I built my life on hope.
To have hope is to have a feeling or desire for a certain outcome. I always saw hope as a great thing. For me, it was like a step down from faith. I told myself, if I thought positively enough, the outcome would be favorable. What I didn’t realize about hope is that with my high expectations, I brought a lot of stress and anxiety in my life that has negatively affected my well-being. Setting the stage for the favorable results only made failure hurt worse so I started hoping for the best and preparing for the worse. In doing this, I gave myself a buffer where if things were good, I’d feel good.
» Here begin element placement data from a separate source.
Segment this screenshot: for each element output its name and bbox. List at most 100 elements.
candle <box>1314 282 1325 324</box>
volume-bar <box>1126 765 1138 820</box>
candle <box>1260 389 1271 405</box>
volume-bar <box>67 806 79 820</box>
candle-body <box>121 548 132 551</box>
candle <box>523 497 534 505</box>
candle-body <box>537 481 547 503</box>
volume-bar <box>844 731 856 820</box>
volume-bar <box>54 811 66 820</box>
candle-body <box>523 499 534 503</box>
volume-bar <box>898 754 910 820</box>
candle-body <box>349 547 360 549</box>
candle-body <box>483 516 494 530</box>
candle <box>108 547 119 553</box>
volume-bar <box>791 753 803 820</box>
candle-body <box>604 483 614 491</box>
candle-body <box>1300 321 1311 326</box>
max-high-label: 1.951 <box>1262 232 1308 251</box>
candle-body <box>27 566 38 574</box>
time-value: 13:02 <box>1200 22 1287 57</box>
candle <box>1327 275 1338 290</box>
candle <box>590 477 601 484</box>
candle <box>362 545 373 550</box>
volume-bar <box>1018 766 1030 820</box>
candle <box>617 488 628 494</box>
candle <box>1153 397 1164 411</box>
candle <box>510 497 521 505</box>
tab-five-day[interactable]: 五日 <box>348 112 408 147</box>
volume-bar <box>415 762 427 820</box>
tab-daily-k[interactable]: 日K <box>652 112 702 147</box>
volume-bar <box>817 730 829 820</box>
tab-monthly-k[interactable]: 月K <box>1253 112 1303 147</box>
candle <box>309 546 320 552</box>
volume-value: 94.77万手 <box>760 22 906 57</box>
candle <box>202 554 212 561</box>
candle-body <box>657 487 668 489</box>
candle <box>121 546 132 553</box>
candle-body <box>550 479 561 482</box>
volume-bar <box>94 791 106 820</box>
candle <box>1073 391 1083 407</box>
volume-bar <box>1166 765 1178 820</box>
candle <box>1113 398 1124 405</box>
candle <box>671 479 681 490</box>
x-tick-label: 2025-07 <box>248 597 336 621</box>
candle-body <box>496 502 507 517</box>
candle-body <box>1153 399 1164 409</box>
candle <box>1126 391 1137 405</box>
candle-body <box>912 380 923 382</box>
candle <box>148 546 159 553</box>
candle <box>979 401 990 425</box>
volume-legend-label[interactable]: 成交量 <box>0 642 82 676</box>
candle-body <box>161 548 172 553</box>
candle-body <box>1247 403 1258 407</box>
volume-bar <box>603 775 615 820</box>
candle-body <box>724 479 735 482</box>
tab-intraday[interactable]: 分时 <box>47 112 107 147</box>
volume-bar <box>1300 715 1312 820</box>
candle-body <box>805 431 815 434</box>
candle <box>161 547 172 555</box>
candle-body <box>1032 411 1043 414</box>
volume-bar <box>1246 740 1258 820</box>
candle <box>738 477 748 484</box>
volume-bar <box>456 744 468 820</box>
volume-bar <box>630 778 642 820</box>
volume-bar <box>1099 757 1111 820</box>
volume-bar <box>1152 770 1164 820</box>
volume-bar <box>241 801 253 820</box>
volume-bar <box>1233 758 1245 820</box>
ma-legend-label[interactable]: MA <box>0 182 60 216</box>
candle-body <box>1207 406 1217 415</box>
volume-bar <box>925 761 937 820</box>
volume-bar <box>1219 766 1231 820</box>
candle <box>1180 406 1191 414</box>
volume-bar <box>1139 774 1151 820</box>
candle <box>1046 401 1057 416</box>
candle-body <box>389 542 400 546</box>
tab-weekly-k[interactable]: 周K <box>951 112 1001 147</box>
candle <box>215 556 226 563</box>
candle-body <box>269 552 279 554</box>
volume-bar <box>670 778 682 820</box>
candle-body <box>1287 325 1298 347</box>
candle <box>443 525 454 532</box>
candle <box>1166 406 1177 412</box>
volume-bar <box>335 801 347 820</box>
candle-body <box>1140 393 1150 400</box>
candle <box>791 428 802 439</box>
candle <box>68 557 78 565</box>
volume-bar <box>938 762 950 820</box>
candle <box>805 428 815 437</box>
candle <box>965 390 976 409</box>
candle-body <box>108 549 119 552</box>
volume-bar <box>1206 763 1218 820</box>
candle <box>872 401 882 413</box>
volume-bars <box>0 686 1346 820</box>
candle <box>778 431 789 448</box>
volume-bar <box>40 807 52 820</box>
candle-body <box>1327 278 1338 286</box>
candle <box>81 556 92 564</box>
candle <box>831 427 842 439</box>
If things went south, I would feel bad but not as bad if I didn’t already see it coming. I’d say to myself, “It could always be worse.”
The stress and anxiety of hope changed the way I saw the world. There are so many factors that can impact events and situations. My reality is that I can not control most of what is around me so I need to remind myself to stay calm and take things a moment at a time.
I haven’t erased all hope from my life. I still pray and hope for the unknowns of the world. In my eyes, if it’s a mystery, there’s a chance for my hope to become the truth.
1 thought on “Hope…”
They say hope is a wonderful thing, a reason for people to live. But I agree with you that it can bring a lot of stress and anxiety and even paralyze. I myself found it easier to focus on the task than on the outcome. But it’s quite hard so I’m glad you’ve been able to help yourself :).